Visto l'atto di intervento del Presidente del Consiglio dei

ministri;

Udito nella camera di consiglio del 6 giugno 2001 il giudice

relatore Fernando Santosuosso.

Ritenuto che nel corso di un giudizio di opposizione ad ordinanza

ingiunzione, il giudice di pace di Trento ha sollevato questione di

legittimità costituzionale dell'art. 136, comma 7, del decreto

legislativo 30 aprile 1992, n. 285 (Nuovo codice della strada), come

modificato dall'art. 19, comma 3, del d.lgs. 30 dicembre 1999, n. 507

(Depenalizzazione dei reati minori e riforma del sistema

sanzionatorio, ai sensi dell'art. 1 della legge 25 giugno 1999,

n. 205), in riferimento all'art. 3 della Costituzione, in quanto la

disposizione censurata, posta a raffronto con l'art. 116, comma 13,

dello stesso codice, sarebbe lesiva del principio di uguaglianza,

perché con analogasanzione amministrativa accessoria verrebbero

puniti sia coloro che non possiedono i requisiti per la conduzione

dei veicoli, sia coloro che hanno il documento di guida e tutti i

requisiti ma, in quanto cittadini stranieri residenti in Italia da

più di un anno, hanno semplicemente omesso un atto burocratico

formale di conversione;

che nella specie, infatti, la conducente sarebbe stata tratta

in inganno dalla dichiarazione dell'Automobil Club - ACI di Trento

che, ex art. 135, comma 2, cod. strada, aveva confermato la validità

della patente brasiliana fino al 28 marzo 2004;

che nel presente giudizio è intervenuto il Presidente del

Consiglio dei ministri, rappresentato e difeso dall'Avvocatura

generale dello Stato, chiedendo che la questione venga dichiarata

inammissibile o manifestamente infondata.

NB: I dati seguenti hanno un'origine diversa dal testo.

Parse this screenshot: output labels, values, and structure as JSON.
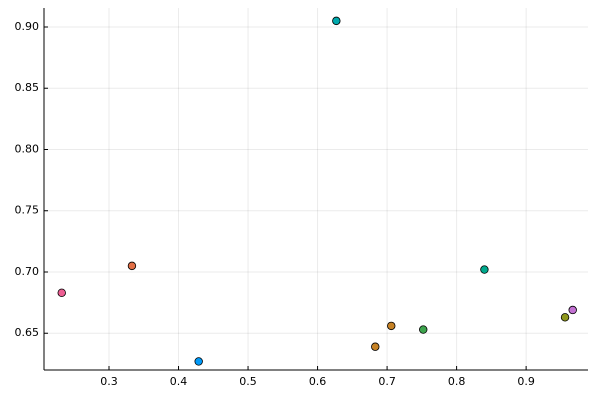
{
  "chart_data": {
    "type": "scatter",
    "x": [
      0.232,
      0.333,
      0.429,
      0.627,
      0.683,
      0.706,
      0.752,
      0.84,
      0.956,
      0.967
    ],
    "values": [
      0.683,
      0.705,
      0.627,
      0.905,
      0.639,
      0.656,
      0.653,
      0.702,
      0.663,
      0.669
    ],
    "colors": [
      "#ed5e93",
      "#e26f46",
      "#009af9",
      "#00a9ad",
      "#c68225",
      "#c68225",
      "#3da44d",
      "#00a98d",
      "#8e971d",
      "#c271d2"
    ],
    "xlim": [
      0.2065,
      0.989
    ],
    "ylim": [
      0.62,
      0.9155
    ],
    "xticks": [
      0.3,
      0.4,
      0.5,
      0.6,
      0.7,
      0.8,
      0.9
    ],
    "yticks": [
      {
        "value": 0.65,
        "label": "0.65"
      },
      {
        "value": 0.7,
        "label": "0.70"
      },
      {
        "value": 0.75,
        "label": "0.75"
      },
      {
        "value": 0.8,
        "label": "0.80"
      },
      {
        "value": 0.85,
        "label": "0.85"
      },
      {
        "value": 0.9,
        "label": "0.90"
      }
    ],
    "grid": true
  }
}
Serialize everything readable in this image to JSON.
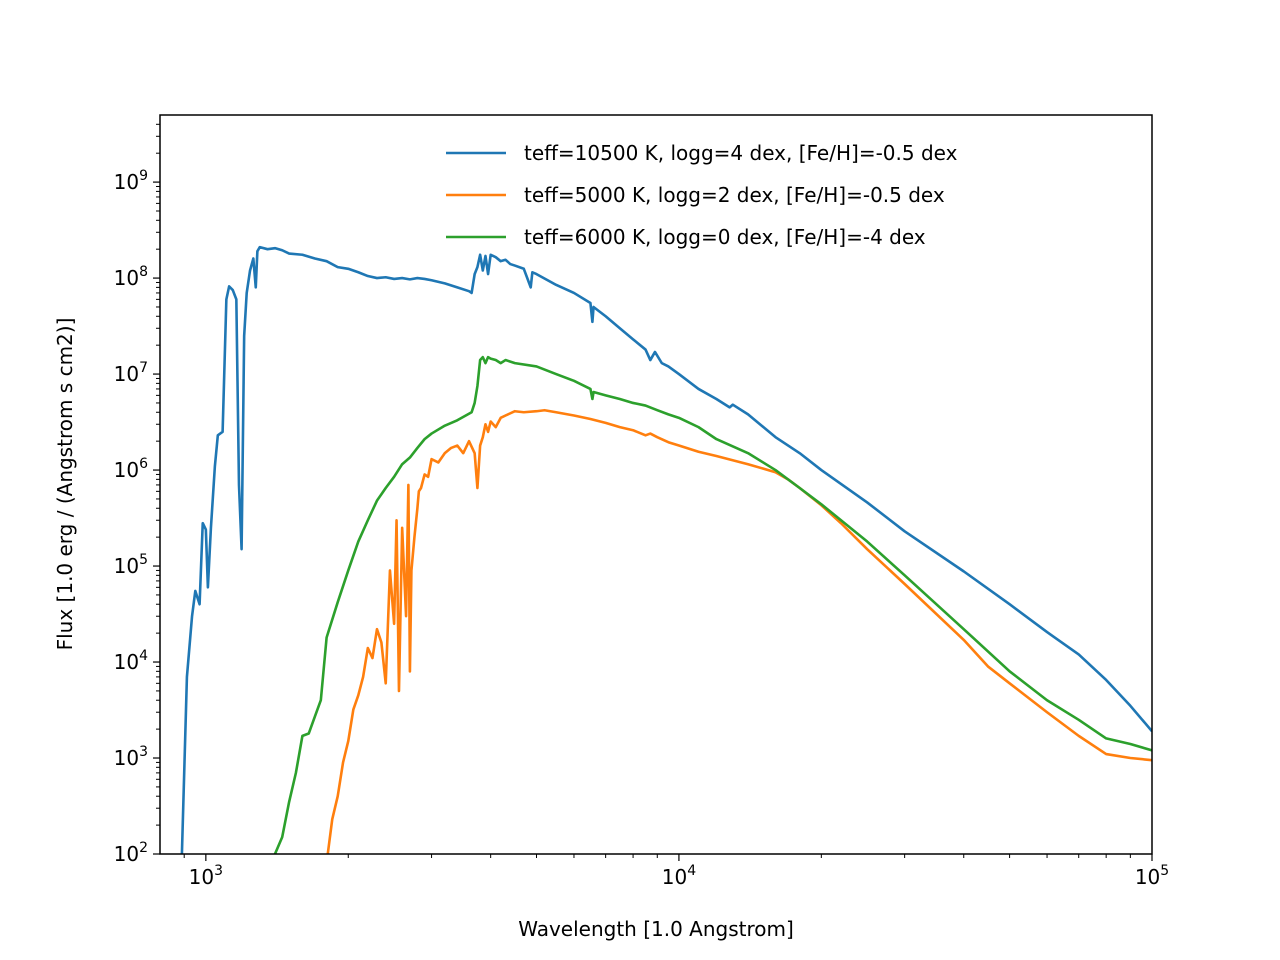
{
  "chart_data": {
    "type": "line",
    "title": "",
    "xlabel": "Wavelength [1.0 Angstrom]",
    "ylabel": "Flux [1.0 erg / (Angstrom s cm2)]",
    "xscale": "log",
    "yscale": "log",
    "xlim": [
      800,
      100000
    ],
    "ylim": [
      100,
      5000000000
    ],
    "grid": false,
    "legend_position": "top-right",
    "x_ticks": [
      {
        "value": 1000,
        "base": "10",
        "exp": "3"
      },
      {
        "value": 10000,
        "base": "10",
        "exp": "4"
      },
      {
        "value": 100000,
        "base": "10",
        "exp": "5"
      }
    ],
    "y_ticks": [
      {
        "value": 100,
        "base": "10",
        "exp": "2"
      },
      {
        "value": 1000,
        "base": "10",
        "exp": "3"
      },
      {
        "value": 10000,
        "base": "10",
        "exp": "4"
      },
      {
        "value": 100000,
        "base": "10",
        "exp": "5"
      },
      {
        "value": 1000000,
        "base": "10",
        "exp": "6"
      },
      {
        "value": 10000000,
        "base": "10",
        "exp": "7"
      },
      {
        "value": 100000000,
        "base": "10",
        "exp": "8"
      },
      {
        "value": 1000000000,
        "base": "10",
        "exp": "9"
      }
    ],
    "series": [
      {
        "name": "teff=10500 K, logg=4 dex, [Fe/H]=-0.5 dex",
        "color": "#1f77b4",
        "x": [
          890,
          912,
          935,
          950,
          970,
          985,
          1000,
          1010,
          1025,
          1045,
          1060,
          1085,
          1105,
          1120,
          1140,
          1160,
          1175,
          1190,
          1205,
          1220,
          1240,
          1260,
          1275,
          1285,
          1300,
          1350,
          1400,
          1450,
          1500,
          1600,
          1700,
          1800,
          1900,
          2000,
          2100,
          2200,
          2300,
          2400,
          2500,
          2600,
          2700,
          2800,
          2900,
          3000,
          3200,
          3400,
          3600,
          3646,
          3700,
          3750,
          3800,
          3850,
          3900,
          3950,
          4000,
          4100,
          4200,
          4300,
          4400,
          4500,
          4700,
          4861,
          4900,
          5000,
          5500,
          6000,
          6500,
          6563,
          6600,
          7000,
          7500,
          8000,
          8500,
          8700,
          8900,
          9200,
          9500,
          10000,
          11000,
          12000,
          12800,
          13000,
          14000,
          16000,
          18000,
          20000,
          25000,
          30000,
          40000,
          50000,
          60000,
          70000,
          80000,
          90000,
          100000
        ],
        "y": [
          100,
          7000,
          30000,
          55000,
          40000,
          280000,
          240000,
          60000,
          250000,
          1100000,
          2300000,
          2500000,
          60000000,
          82000000,
          75000000,
          60000000,
          700000,
          150000,
          25000000,
          70000000,
          120000000,
          160000000,
          80000000,
          190000000,
          210000000,
          200000000,
          205000000,
          195000000,
          180000000,
          175000000,
          160000000,
          150000000,
          130000000,
          125000000,
          115000000,
          105000000,
          100000000,
          102000000,
          98000000,
          100000000,
          97000000,
          100000000,
          98000000,
          95000000,
          88000000,
          80000000,
          73000000,
          70000000,
          110000000,
          130000000,
          175000000,
          120000000,
          170000000,
          110000000,
          175000000,
          165000000,
          150000000,
          155000000,
          140000000,
          135000000,
          125000000,
          80000000,
          115000000,
          110000000,
          85000000,
          70000000,
          55000000,
          35000000,
          50000000,
          40000000,
          30000000,
          23000000,
          18000000,
          14000000,
          17000000,
          13000000,
          12000000,
          10000000,
          7000000,
          5500000,
          4500000,
          4800000,
          3800000,
          2200000,
          1500000,
          1000000,
          460000,
          230000,
          88000,
          40000,
          20500,
          12000,
          6500,
          3500,
          1900
        ]
      },
      {
        "name": "teff=5000 K, logg=2 dex, [Fe/H]=-0.5 dex",
        "color": "#ff7f0e",
        "x": [
          1810,
          1850,
          1900,
          1950,
          2000,
          2050,
          2100,
          2150,
          2200,
          2250,
          2300,
          2350,
          2400,
          2450,
          2500,
          2530,
          2560,
          2600,
          2650,
          2680,
          2700,
          2720,
          2760,
          2800,
          2820,
          2850,
          2900,
          2950,
          3000,
          3100,
          3200,
          3300,
          3400,
          3500,
          3600,
          3700,
          3750,
          3800,
          3850,
          3900,
          3950,
          4000,
          4100,
          4200,
          4300,
          4500,
          4700,
          5000,
          5200,
          5500,
          6000,
          6500,
          7000,
          7500,
          8000,
          8500,
          8700,
          9000,
          9500,
          10000,
          11000,
          12000,
          14000,
          16000,
          17000,
          18000,
          20000,
          22000,
          25000,
          30000,
          40000,
          45000,
          50000,
          60000,
          70000,
          80000,
          90000,
          100000
        ],
        "y": [
          100,
          230,
          400,
          900,
          1500,
          3200,
          4500,
          7000,
          14000,
          11000,
          22000,
          16000,
          6000,
          90000,
          25000,
          300000,
          5000,
          250000,
          30000,
          700000,
          8000,
          90000,
          200000,
          400000,
          600000,
          650000,
          900000,
          850000,
          1300000,
          1200000,
          1500000,
          1700000,
          1800000,
          1500000,
          2000000,
          1500000,
          650000,
          1800000,
          2200000,
          3000000,
          2500000,
          3200000,
          2800000,
          3500000,
          3700000,
          4100000,
          4000000,
          4100000,
          4200000,
          4000000,
          3700000,
          3400000,
          3100000,
          2800000,
          2600000,
          2300000,
          2400000,
          2200000,
          1950000,
          1800000,
          1550000,
          1400000,
          1150000,
          950000,
          800000,
          650000,
          430000,
          280000,
          150000,
          65000,
          17000,
          9000,
          6000,
          3000,
          1700,
          1100,
          1000,
          950
        ]
      },
      {
        "name": "teff=6000 K, logg=0 dex, [Fe/H]=-4 dex",
        "color": "#2ca02c",
        "x": [
          1400,
          1450,
          1500,
          1550,
          1600,
          1650,
          1700,
          1750,
          1800,
          1900,
          2000,
          2100,
          2200,
          2300,
          2400,
          2500,
          2600,
          2700,
          2800,
          2900,
          3000,
          3200,
          3400,
          3646,
          3700,
          3750,
          3800,
          3850,
          3900,
          3950,
          4000,
          4100,
          4200,
          4300,
          4500,
          5000,
          5500,
          6000,
          6500,
          6563,
          6600,
          7000,
          7500,
          8000,
          8500,
          9000,
          9500,
          10000,
          11000,
          12000,
          14000,
          16000,
          18000,
          20000,
          25000,
          30000,
          40000,
          50000,
          60000,
          70000,
          80000,
          90000,
          100000
        ],
        "y": [
          100,
          150,
          350,
          700,
          1700,
          1800,
          2700,
          4000,
          18000,
          42000,
          90000,
          180000,
          300000,
          480000,
          650000,
          850000,
          1150000,
          1350000,
          1700000,
          2100000,
          2400000,
          2900000,
          3300000,
          4000000,
          5000000,
          7500000,
          14000000,
          15000000,
          13000000,
          15000000,
          14500000,
          14000000,
          13000000,
          14000000,
          13000000,
          12000000,
          10000000,
          8500000,
          7000000,
          5500000,
          6500000,
          6000000,
          5500000,
          5000000,
          4700000,
          4200000,
          3800000,
          3500000,
          2800000,
          2100000,
          1500000,
          1000000,
          650000,
          440000,
          180000,
          80000,
          22000,
          8000,
          4000,
          2500,
          1600,
          1400,
          1200
        ]
      }
    ]
  }
}
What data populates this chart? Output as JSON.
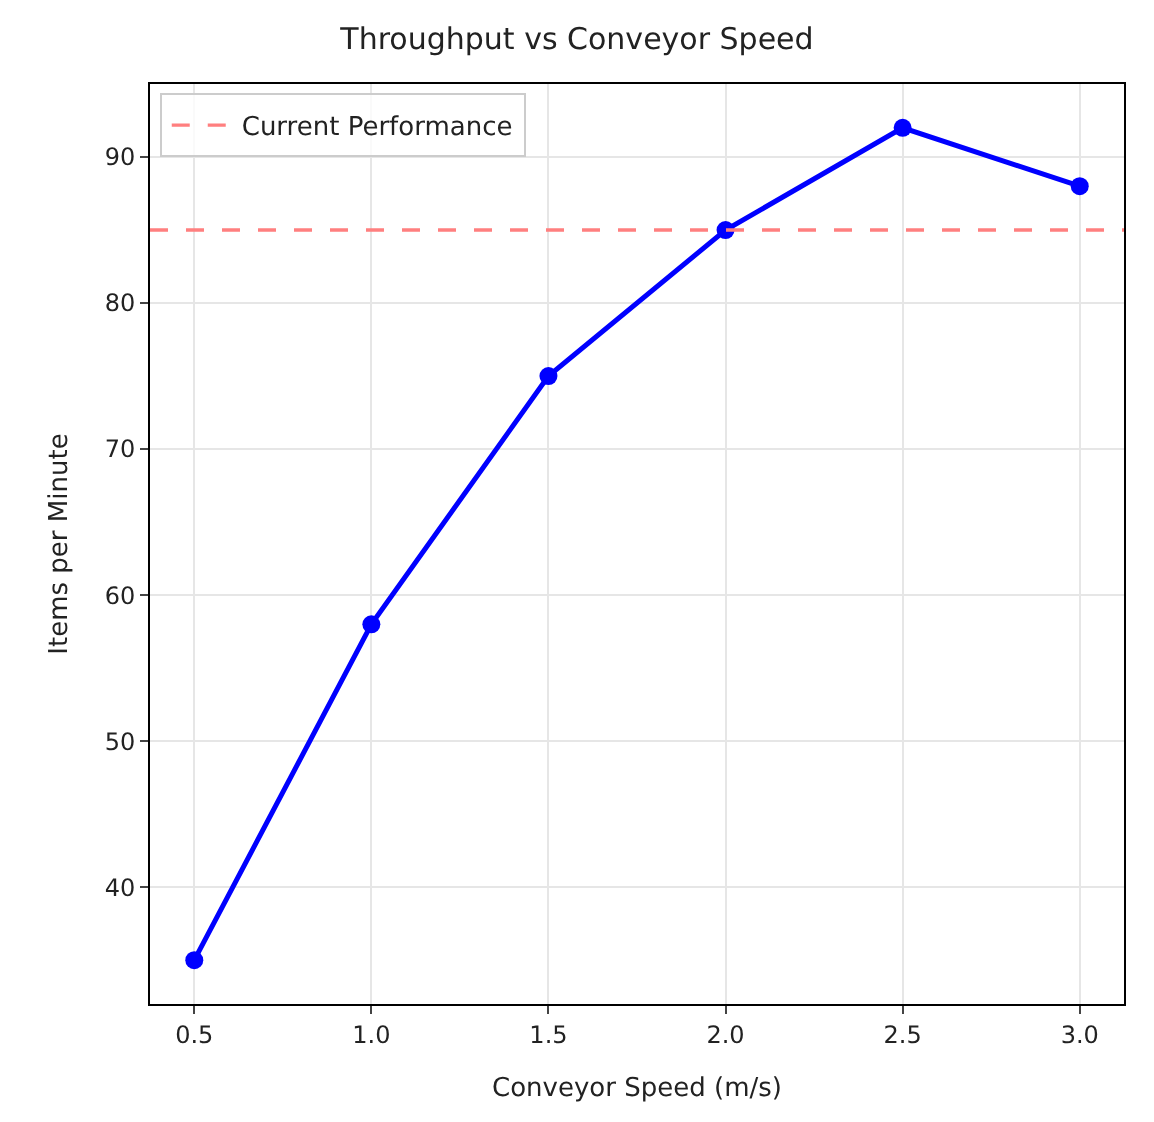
{
  "chart_data": {
    "type": "line",
    "title": "Throughput vs Conveyor Speed",
    "xlabel": "Conveyor Speed (m/s)",
    "ylabel": "Items per Minute",
    "x": [
      0.5,
      1.0,
      1.5,
      2.0,
      2.5,
      3.0
    ],
    "series": [
      {
        "color": "#0000ff",
        "values": [
          35,
          58,
          75,
          85,
          92,
          88
        ]
      }
    ],
    "xlim": [
      0.375,
      3.125
    ],
    "xticks": [
      {
        "value": 0.5,
        "label": "0.5"
      },
      {
        "value": 1.0,
        "label": "1.0"
      },
      {
        "value": 1.5,
        "label": "1.5"
      },
      {
        "value": 2.0,
        "label": "2.0"
      },
      {
        "value": 2.5,
        "label": "2.5"
      },
      {
        "value": 3.0,
        "label": "3.0"
      }
    ],
    "ylim": [
      32,
      95
    ],
    "yticks": [
      40,
      50,
      60,
      70,
      80,
      90
    ],
    "ref_lines": [
      {
        "axis": "y",
        "value": 85,
        "label": "Current Performance",
        "color": "#ff7f7f",
        "line_style": "dashed"
      }
    ],
    "grid": true,
    "legend": "top left",
    "marker": "circle",
    "line_style": "solid"
  }
}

Considerato che questa Corte ha costantemente affermato che la

determinazione delle condotte punibili e delle relative sanzioni,

siano esse penali o amministrative, rientra nella più ampia

discrezionalità legislativa, non spettando alla Corte rimodulare le

scelte punitive del legislatore né stabilire la quantificazione

delle sanzioni;

che, in particolare, quella accessoria del fermo

amministrativo del veicolo condotto da persona la cui patente di

guida sia scaduta, non risulta essere sanzione né sproporzionata né

irragionevole, essendo coerente con la finalità perseguita in

generale dal sistema sanzionatorio del codice della strada, di dare

una risposta effettiva ed immediata alle condotte potenzialmente

pericolose (ordinanza n. 33 del 2001);

che infine, conformemente a quanto già affermato da questa

Corte (ordinanza n. 76 del 2000), va ribadito che nel nostro

ordinamento, ai fini della sicurezza della circolazione, la patente

estera può avere giuridico riconoscimento solo attraverso la sua

conversione, in mancanza della quale saranno applicati i rimedi

sanzionatori relativi alla guida senza patente;

che quindi la questione sollevata dal giudice di pace di

Trento è manifestamente infondata.

Visti gli artt. 26, secondo comma, della legge 11 marzo 1953,

n. 87, e 9, secondo comma, delle norme integrative per i giudizi

davanti alla Corte costituzionale.

Dispositivo

per questi motivi

LA CORTE COSTITUZIONALE

Dichiara la manifesta infondatezza della questione di

legittimità costituzionale dell'art. 136, comma 7, del decreto

legislativo 30 aprile 1992, n. 285 (Nuovo codice della strada), come

modificato dall'art. 19, comma 3, del decretolegislativo 30 dicembre

1999, n. 507 (Depenalizzazione dei reati minori e riforma del sistema

sanzionatorio, ai sensi dell'art. 1 della legge 25 giugno 1999,

n. 205), sollevata, in riferimento all'art. 3 della Costituzione, dal

giudice di pace di Trento con l'ordinanza in epigrafe.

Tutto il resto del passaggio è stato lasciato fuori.